Wei Yunchao, Xia Wei, Lin Min, Huang Junshi, Ni Bingbing, Dong Jian, Zhao Yao, Yan Shuicheng
IEEE Trans Pattern Anal Mach Intell. 2016 Sep 1;38(9):1901-1907. doi: 10.1109/TPAMI.2015.2491929. Epub 2015 Oct 26.
Convolutional Neural Network (CNN) has demonstrated promising performance in single-label image classification tasks. However, how CNN best copes with multi-label images still remains an open problem, mainly due to the complex underlying object layouts and insufficient multi-label training images. In this work, we propose a flexible deep CNN infrastructure, called Hypotheses-CNN-Pooling (HCP), where an arbitrary number of object segment hypotheses are taken as the inputs, then a shared CNN is connected with each hypothesis, and finally the CNN output results from different hypotheses are aggregated with max pooling to produce the ultimate multi-label predictions. Some unique characteristics of this flexible deep CNN infrastructure include: 1) no ground-truth bounding box information is required for training; 2) the whole HCP infrastructure is robust to possibly noisy and/or redundant hypotheses; 3) the shared CNN is flexible and can be well pre-trained with a large-scale single-label image dataset, e.g., ImageNet; and 4) it may naturally output multi-label prediction results. Experimental results on Pascal VOC 2007 and VOC 2012 multi-label image datasets well demonstrate the superiority of the proposed HCP infrastructure over other state-of-the-arts. In particular, the mAP reaches 90.5% by HCP only and 93.2% after the fusion with our complementary result in [44] based on hand-crafted features on the VOC 2012 dataset.
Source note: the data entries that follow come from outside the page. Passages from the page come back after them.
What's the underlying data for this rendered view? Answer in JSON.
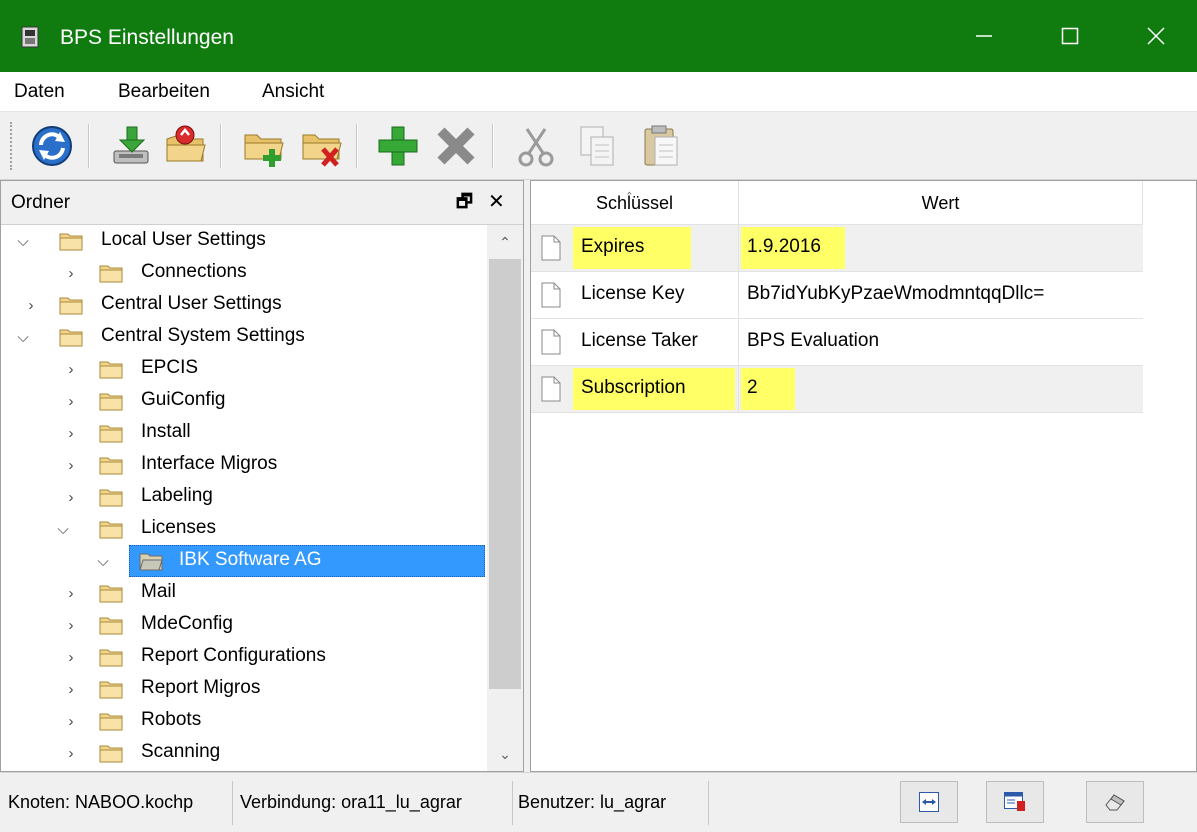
{
  "window": {
    "title": "BPS Einstellungen",
    "accent": "#107c10"
  },
  "menu": {
    "items": [
      "Daten",
      "Bearbeiten",
      "Ansicht"
    ]
  },
  "toolbar": {
    "icons": [
      "refresh-icon",
      "import-icon",
      "export-icon",
      "new-folder-icon",
      "delete-folder-icon",
      "add-icon",
      "remove-icon",
      "cut-icon",
      "copy-icon",
      "paste-icon"
    ]
  },
  "left_pane": {
    "title": "Ordner",
    "tree": [
      {
        "label": "Local User Settings",
        "expanded": true
      },
      {
        "label": "Connections",
        "expanded": false
      },
      {
        "label": "Central User Settings",
        "expanded": false
      },
      {
        "label": "Central System Settings",
        "expanded": true
      },
      {
        "label": "EPCIS",
        "expanded": false
      },
      {
        "label": "GuiConfig",
        "expanded": false
      },
      {
        "label": "Install",
        "expanded": false
      },
      {
        "label": "Interface Migros",
        "expanded": false
      },
      {
        "label": "Labeling",
        "expanded": false
      },
      {
        "label": "Licenses",
        "expanded": true
      },
      {
        "label": "IBK Software AG",
        "expanded": true,
        "selected": true
      },
      {
        "label": "Mail",
        "expanded": false
      },
      {
        "label": "MdeConfig",
        "expanded": false
      },
      {
        "label": "Report Configurations",
        "expanded": false
      },
      {
        "label": "Report Migros",
        "expanded": false
      },
      {
        "label": "Robots",
        "expanded": false
      },
      {
        "label": "Scanning",
        "expanded": false
      }
    ]
  },
  "grid": {
    "col_key": "Schlüssel",
    "col_value": "Wert",
    "rows": [
      {
        "key": "Expires",
        "value": "1.9.2016",
        "highlighted": true
      },
      {
        "key": "License Key",
        "value": "Bb7idYubKyPzaeWmodmntqqDllc=",
        "highlighted": false
      },
      {
        "key": "License Taker",
        "value": "BPS Evaluation",
        "highlighted": false
      },
      {
        "key": "Subscription",
        "value": "2",
        "highlighted": true
      }
    ]
  },
  "status": {
    "node": "Knoten: NABOO.kochp",
    "connection": "Verbindung: ora11_lu_agrar",
    "user": "Benutzer: lu_agrar"
  },
  "colors": {
    "highlight": "#ffff66",
    "selection": "#3399ff"
  }
}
卷积神经网络(CNN)在单标签图像分类任务中已展现出良好的性能。然而,CNN如何最佳地处理多标签图像仍是一个悬而未决的问题,主要原因在于复杂的底层物体布局以及多标签训练图像不足。在这项工作中,我们提出了一种灵活的深度CNN架构,称为假设-CNN-池化(HCP),其中任意数量的物体分割假设被用作输入,然后一个共享的CNN与每个假设相连,最后不同假设的CNN输出结果通过最大池化进行聚合,以产生最终的多标签预测。这种灵活的深度CNN架构的一些独特特性包括:1)训练时无需真实边界框信息;2)整个HCP架构对可能有噪声和/或冗余的假设具有鲁棒性;3)共享的CNN灵活且可以使用大规模单标签图像数据集(例如ImageNet)进行良好的预训练;4)它可以自然地输出多标签预测结果。在Pascal VOC 2007和VOC 2012多标签图像数据集上的实验结果很好地证明了所提出的HCP架构优于其他现有技术。特别是,仅通过HCP,在VOC 2012数据集上的平均精度均值(mAP)达到90.5%,与我们基于手工特征在[44]中的互补结果融合后达到93.2%。